An Assessment of Financial Risk on Growth of Private Middle Level Colleges in Kenya: A Case Study of Nakuru TownJournal: International Journal of Science and Research (IJSR) (Vol.3, No. 5)
Publication Date: 2014-05-15
Authors : Gichuki S. Njuguna; Kwasira Josephat; Kalio; A;
Page : 1823-1828
Keywords : PMLCs; Financial risks; Liquidity risks; Risk management; Growth;
Private middle level colleges play a significant a role in providing education in Kenya. The changing business environment in Nakuru Town has brought challenges in this sector and this has resulted in the emergence of new middle level colleges and closure of other private middle level colleges (PLMCs). PMLCs have therefore been left vulnerable to closure and even in some cases liquidation and eventually closure.

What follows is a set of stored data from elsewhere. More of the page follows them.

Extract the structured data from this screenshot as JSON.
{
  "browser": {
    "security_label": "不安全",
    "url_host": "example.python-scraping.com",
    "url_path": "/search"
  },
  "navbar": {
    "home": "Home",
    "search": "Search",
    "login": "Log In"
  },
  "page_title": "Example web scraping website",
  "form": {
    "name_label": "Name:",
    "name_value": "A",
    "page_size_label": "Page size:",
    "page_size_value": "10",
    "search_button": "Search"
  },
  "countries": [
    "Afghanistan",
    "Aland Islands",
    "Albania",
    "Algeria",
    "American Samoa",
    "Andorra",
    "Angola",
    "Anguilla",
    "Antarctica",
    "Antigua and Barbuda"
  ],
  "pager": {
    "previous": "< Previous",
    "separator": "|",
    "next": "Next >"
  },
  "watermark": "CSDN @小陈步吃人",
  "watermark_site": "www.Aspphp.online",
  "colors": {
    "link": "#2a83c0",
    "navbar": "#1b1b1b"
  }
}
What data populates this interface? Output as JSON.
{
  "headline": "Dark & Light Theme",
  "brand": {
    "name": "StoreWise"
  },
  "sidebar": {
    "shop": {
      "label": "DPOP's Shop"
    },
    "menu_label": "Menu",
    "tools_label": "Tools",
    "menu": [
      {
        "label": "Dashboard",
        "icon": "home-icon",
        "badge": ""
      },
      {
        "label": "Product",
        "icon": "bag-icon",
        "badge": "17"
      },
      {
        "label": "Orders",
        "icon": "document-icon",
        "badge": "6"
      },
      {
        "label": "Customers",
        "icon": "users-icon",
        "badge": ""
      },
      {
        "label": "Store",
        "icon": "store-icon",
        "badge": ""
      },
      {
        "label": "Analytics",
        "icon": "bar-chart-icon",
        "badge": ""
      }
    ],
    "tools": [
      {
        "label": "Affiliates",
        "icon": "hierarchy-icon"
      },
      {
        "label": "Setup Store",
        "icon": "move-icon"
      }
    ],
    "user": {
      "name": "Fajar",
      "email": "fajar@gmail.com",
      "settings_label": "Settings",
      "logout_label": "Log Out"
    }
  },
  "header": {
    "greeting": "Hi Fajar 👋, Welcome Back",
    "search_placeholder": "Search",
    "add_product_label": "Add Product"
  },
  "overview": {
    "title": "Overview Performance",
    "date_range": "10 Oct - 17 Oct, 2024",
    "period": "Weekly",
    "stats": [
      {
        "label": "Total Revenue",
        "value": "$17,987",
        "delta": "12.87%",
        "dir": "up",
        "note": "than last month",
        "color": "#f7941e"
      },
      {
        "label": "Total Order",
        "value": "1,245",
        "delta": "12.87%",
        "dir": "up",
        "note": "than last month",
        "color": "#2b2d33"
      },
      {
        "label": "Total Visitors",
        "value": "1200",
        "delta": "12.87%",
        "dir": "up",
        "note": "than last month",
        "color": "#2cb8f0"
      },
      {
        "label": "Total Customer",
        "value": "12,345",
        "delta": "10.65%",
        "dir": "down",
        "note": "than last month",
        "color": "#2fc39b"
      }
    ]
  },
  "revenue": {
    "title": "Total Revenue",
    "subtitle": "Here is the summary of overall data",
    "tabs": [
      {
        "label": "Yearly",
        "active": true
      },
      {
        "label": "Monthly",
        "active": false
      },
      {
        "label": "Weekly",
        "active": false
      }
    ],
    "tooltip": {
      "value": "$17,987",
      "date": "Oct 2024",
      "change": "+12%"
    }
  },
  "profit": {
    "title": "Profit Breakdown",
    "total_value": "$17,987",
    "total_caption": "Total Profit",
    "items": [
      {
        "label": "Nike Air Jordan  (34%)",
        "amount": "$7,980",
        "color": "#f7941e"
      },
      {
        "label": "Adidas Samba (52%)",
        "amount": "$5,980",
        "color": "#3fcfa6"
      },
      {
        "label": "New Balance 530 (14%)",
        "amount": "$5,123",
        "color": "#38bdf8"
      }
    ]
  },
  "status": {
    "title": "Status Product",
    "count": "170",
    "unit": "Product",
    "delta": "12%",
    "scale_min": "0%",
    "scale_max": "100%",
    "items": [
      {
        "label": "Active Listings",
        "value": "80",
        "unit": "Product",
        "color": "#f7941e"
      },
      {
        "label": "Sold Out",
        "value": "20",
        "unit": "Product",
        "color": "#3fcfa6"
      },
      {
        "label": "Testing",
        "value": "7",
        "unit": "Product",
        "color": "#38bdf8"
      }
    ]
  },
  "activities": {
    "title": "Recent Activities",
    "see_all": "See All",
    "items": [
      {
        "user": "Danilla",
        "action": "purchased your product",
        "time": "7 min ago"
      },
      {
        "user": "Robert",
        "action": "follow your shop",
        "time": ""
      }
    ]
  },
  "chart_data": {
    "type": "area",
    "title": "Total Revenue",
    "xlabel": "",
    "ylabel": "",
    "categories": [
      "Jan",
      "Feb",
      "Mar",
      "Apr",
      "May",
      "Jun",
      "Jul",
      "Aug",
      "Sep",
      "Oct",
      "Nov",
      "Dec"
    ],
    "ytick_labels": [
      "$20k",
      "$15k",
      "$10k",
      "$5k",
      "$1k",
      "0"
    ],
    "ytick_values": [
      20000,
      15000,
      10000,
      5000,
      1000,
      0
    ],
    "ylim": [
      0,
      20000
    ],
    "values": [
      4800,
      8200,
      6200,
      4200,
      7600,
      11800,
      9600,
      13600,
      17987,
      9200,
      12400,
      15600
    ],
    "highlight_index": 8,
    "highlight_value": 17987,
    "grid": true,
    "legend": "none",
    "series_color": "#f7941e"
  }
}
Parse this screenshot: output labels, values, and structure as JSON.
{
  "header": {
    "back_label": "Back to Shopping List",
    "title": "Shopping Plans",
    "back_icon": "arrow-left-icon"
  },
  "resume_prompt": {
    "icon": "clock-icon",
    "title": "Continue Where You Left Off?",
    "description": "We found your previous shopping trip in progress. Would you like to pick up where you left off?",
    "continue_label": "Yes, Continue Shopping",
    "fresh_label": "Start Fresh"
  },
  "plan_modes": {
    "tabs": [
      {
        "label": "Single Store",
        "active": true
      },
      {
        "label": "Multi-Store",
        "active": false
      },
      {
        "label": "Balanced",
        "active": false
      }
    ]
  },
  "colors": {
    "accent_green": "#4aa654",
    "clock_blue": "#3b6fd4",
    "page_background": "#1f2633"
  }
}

The purpose of the study was to assess the effect of financial risks on the growth of private middle level colleges in Nakuru Town. The study specifically objected to assess the effect of liquidity risk on growth of PMLCs. As such the study was guided by two variables: liquidity risk and growth of PMLCs. The study thus adopted descriptive survey research design. The target population was limited to 45 accountants of the 45 PMLCs in Nakuru town. The study employed census survey of the target population and as such the sample was similar to the target population. A structured questionnaire was used to collect primary data which was exclusively relied on. The researcher undertook a pilot study prior to the main study in order to assess both the reliability and validity of the research instrument. Reliability was tested using the Cronbach alpha coefficient whilst validity was determined by seeking expert judgment of the University’s supervisors. SPSS tool was used in electronic data processing and analysis. Data was analyzed using descriptive statistics and inferential statistics. The findings were presented in form of summary statistics. It was established that there exists a significant relationship between liquidity risk and growth of PMLCs. It was thus concluded that liquidity risk significantly affects PMLCs’ growth. The study recommended that PMLCs should minimize the liquidity risk by ensuring prompt fees payment and offsetting current liabilities.